HTML5 Sheds New Light


Since the inception of computers, humans have found more and more tasks that technology is capable of taking on. Still, the common idea is that computers possess syntax without semantics; that they are taking in inputs and spitting out responses with no mechanisms for deeper understanding.

With the rise of HTML5 and microdata, that belief is being challenged. To increase ease of Internet use, programmers began creating microformats to remember online data entries to automatically fill them in later. These are relatively simple for the most part, and are used for basic information like address information and search engine entries. However, they are becoming more complicated with the introduction of semantic tools like natural language processing and screen scraping, both of which take and encode a more complete picture of the inputted data.

These are the roots of the improvements that will come with HTML 5, the new Internet system that has been under development since 2004. It also includes more advanced codes for video playbacks that formerly required the use of outside programs like Adobe Flash and Microsoft Silverlight. Microsoft recently abandoned Silverlight development to put their resources toward HTML5; most search engines and other large Internet sites are also following suit. The WHAT Working Group, one of the main catalysts of HTML5 development, wrote that “some sections are already relatively stable and there are implementations that are already quite close to completion, and those features can be used today.” While the features of HTML5 are being steadily integrated into Internet tools, HTML5’s system editor Ian Hickson does not think the whole system will emerge until 2022 or after.

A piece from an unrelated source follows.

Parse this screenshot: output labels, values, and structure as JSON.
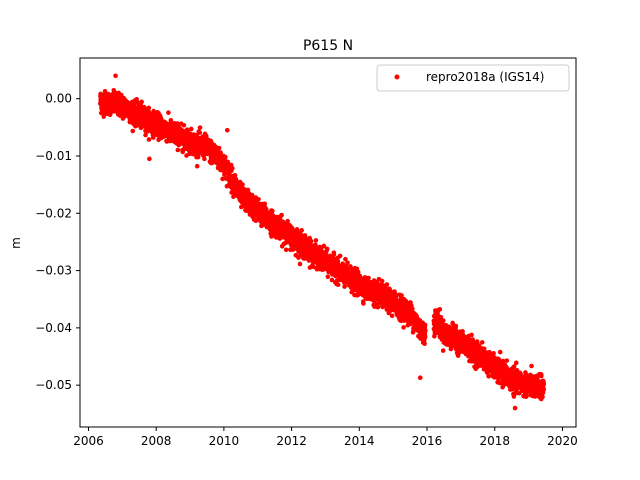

Undoubtedly, HTML 5 will allow for the retrieval of data at an efficiency never before witnessed. The integration of sophisticated video code indicates that media is taking the next step in its progression, essentially an extension of television to the masses. Furthermore, whether advanced microformats are used in social networking or searching for information, their semantic abilities may give computers the capacity to learn independently. While the role of computers is currently limited to learning the preferences and habits of Internet users, it is not hard to see how they could evolve from this point. It will be interesting to see how technological progression parallels continued human development in the years to come.